Restriction digestion and loading of the gel. A slice from each plug (4.0 by 5.5 mm) was cut with a scalpel or razor blade and transferred to a microcentrifuge tube containing 200 μl of the restriction buffer provided with the enzyme (see below), with 100 μg/ml bovine serum albumin included in the buffer. The plug slices were incubated in this restriction buffer at 25°C for 15 min. Then, the restriction buffer was removed and replaced with 200 μl of fresh restriction buffer containing 30 U of ApaI (New England Biolabs, Frankfurt, Germany, or Promega, Madison, Wis.). The reaction tubes were shaken gently, and the plug slices were incubated at 25°C for 2 h. Prior to casting of the gel, the restriction mixture was removed from each tube and replaced with 200 μl of 0.5x TBE (10x TBE is 0.89 M Tris, 0.89 M boric acid, and 20 mM EDTA, pH 8.3).
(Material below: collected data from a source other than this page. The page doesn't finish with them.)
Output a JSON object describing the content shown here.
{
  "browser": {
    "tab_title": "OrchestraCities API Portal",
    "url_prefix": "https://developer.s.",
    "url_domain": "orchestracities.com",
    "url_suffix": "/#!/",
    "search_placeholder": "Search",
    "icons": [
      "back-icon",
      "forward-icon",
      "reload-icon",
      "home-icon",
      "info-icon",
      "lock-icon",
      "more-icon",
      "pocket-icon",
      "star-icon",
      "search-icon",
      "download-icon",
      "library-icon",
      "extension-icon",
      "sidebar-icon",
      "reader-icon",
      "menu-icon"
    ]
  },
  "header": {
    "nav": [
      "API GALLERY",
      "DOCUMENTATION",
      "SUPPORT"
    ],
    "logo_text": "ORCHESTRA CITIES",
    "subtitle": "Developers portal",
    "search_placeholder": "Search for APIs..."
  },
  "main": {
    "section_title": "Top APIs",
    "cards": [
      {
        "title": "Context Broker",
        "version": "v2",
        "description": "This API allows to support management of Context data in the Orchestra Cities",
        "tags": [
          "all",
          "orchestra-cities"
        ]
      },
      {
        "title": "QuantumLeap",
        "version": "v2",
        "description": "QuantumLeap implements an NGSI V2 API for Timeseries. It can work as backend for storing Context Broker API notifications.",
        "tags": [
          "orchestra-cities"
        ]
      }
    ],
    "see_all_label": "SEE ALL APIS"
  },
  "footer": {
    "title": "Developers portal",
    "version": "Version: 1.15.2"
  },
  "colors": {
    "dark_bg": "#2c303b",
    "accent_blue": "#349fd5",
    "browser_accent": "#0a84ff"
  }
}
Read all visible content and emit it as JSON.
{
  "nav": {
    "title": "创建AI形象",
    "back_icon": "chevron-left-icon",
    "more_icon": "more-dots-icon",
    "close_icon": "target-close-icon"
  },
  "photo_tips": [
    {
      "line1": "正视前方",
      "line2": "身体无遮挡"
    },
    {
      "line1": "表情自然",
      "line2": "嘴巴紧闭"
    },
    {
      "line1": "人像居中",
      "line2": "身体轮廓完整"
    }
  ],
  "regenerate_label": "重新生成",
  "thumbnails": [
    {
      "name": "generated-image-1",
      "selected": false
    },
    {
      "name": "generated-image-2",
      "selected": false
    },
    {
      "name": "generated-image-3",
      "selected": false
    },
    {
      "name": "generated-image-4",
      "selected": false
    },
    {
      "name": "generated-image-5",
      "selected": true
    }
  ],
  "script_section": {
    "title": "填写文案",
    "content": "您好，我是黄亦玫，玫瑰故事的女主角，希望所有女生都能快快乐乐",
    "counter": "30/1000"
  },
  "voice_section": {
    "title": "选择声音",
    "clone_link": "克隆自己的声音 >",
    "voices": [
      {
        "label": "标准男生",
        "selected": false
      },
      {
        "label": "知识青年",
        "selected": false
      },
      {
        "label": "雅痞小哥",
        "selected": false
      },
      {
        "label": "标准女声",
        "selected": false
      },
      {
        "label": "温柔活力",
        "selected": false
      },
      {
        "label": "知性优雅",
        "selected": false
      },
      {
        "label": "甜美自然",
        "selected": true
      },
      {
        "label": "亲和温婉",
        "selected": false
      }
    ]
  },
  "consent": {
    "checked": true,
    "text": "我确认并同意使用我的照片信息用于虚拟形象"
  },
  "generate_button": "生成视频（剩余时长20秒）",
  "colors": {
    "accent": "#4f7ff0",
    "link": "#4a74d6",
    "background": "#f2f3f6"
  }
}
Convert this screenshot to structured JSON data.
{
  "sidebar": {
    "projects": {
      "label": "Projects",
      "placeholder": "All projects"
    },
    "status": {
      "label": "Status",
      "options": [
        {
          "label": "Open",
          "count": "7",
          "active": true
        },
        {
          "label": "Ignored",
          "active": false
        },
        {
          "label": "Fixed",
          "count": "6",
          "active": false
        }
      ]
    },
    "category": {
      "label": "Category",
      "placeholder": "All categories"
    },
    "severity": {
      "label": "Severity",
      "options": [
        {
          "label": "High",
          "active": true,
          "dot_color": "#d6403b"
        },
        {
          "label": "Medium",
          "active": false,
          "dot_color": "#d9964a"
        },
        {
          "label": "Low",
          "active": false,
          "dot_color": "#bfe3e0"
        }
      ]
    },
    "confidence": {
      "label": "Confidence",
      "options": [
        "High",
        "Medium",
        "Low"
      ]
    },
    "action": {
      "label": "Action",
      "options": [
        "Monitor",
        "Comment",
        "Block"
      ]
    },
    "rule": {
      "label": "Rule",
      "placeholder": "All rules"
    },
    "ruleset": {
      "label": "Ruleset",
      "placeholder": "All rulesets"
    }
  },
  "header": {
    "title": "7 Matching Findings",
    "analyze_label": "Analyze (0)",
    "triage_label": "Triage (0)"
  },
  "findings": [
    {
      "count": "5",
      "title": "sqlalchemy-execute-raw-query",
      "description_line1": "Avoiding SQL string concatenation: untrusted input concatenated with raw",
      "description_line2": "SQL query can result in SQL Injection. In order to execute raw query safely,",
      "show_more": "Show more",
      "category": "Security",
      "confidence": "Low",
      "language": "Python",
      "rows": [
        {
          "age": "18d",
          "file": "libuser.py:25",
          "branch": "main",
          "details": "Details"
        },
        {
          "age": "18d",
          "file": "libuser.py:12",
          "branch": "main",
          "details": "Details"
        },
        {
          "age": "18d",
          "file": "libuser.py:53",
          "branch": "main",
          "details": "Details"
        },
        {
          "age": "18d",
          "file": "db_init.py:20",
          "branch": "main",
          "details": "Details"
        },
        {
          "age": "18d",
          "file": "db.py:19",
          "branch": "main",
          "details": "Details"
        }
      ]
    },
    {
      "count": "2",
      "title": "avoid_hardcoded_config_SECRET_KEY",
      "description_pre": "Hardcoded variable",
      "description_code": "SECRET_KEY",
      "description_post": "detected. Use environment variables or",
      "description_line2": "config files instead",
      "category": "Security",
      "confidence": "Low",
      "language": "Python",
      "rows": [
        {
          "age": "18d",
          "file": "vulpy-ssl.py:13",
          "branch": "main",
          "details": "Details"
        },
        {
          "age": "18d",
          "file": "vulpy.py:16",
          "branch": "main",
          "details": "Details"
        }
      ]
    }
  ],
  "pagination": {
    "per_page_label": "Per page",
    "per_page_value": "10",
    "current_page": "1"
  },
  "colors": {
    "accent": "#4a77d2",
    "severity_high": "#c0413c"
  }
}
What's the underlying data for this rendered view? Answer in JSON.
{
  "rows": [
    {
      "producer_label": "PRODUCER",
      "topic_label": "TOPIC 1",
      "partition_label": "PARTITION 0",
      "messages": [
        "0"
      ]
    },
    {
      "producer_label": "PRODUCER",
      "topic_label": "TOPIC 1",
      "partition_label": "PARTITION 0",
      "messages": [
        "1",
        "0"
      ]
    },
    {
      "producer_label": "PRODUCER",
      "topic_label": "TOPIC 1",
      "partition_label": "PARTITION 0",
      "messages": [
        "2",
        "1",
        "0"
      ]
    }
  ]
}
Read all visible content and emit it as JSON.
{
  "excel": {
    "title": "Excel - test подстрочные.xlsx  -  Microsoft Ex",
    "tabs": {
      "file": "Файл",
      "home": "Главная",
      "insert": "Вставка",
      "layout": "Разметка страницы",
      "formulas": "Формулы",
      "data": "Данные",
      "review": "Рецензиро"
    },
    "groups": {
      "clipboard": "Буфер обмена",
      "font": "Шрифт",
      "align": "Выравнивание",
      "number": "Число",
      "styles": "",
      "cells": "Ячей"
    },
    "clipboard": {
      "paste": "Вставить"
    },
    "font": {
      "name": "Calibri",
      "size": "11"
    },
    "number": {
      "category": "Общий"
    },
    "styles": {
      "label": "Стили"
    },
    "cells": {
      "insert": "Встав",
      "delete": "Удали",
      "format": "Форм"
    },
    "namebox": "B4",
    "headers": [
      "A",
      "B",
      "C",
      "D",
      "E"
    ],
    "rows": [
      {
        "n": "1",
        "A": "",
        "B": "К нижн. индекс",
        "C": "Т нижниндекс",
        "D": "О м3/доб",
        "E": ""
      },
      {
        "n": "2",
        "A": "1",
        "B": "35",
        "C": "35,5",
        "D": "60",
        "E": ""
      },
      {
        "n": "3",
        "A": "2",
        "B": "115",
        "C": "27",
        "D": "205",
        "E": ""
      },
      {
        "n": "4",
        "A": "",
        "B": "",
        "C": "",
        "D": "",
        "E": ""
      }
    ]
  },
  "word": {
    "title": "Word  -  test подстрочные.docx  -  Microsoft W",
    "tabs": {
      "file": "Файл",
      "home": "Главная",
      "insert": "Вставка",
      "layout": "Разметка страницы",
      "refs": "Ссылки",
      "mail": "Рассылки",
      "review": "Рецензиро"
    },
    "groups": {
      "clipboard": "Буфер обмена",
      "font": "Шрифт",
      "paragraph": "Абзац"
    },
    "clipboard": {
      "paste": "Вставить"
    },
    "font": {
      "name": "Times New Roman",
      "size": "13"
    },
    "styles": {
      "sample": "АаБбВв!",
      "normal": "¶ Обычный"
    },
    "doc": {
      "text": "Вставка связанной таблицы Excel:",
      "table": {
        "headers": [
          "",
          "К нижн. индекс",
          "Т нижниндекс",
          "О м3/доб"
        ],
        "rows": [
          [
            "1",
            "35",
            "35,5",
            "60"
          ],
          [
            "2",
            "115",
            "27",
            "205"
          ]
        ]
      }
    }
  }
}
If the slices were not used on the same day, they were kept overnight or for up to several days at 4 to 8°C in a refrigerator. The plug slices were allowed to stand at room temperature for 5 min, after which they were loaded into the appropriate wells of a 1% SeaKem Gold agarose gel. The wells were made by using a 15-slot comb, with each slot being 1.5 mm thick (catalog no. 1704324; Bio-Rad Laboratories). A slice of a bacteriophage lambda ladder PFGE marker (CHEF DNA size standard; catalog no. 170-3035; Bio-Rad Laboratories) was loaded into lane 1; and reference strain COL 20820 was loaded into lanes 2, 6, 11, and 15 to allow later normalization of the electrophoretic patterns across the gel. Isolates for investigation were loaded in a preset order.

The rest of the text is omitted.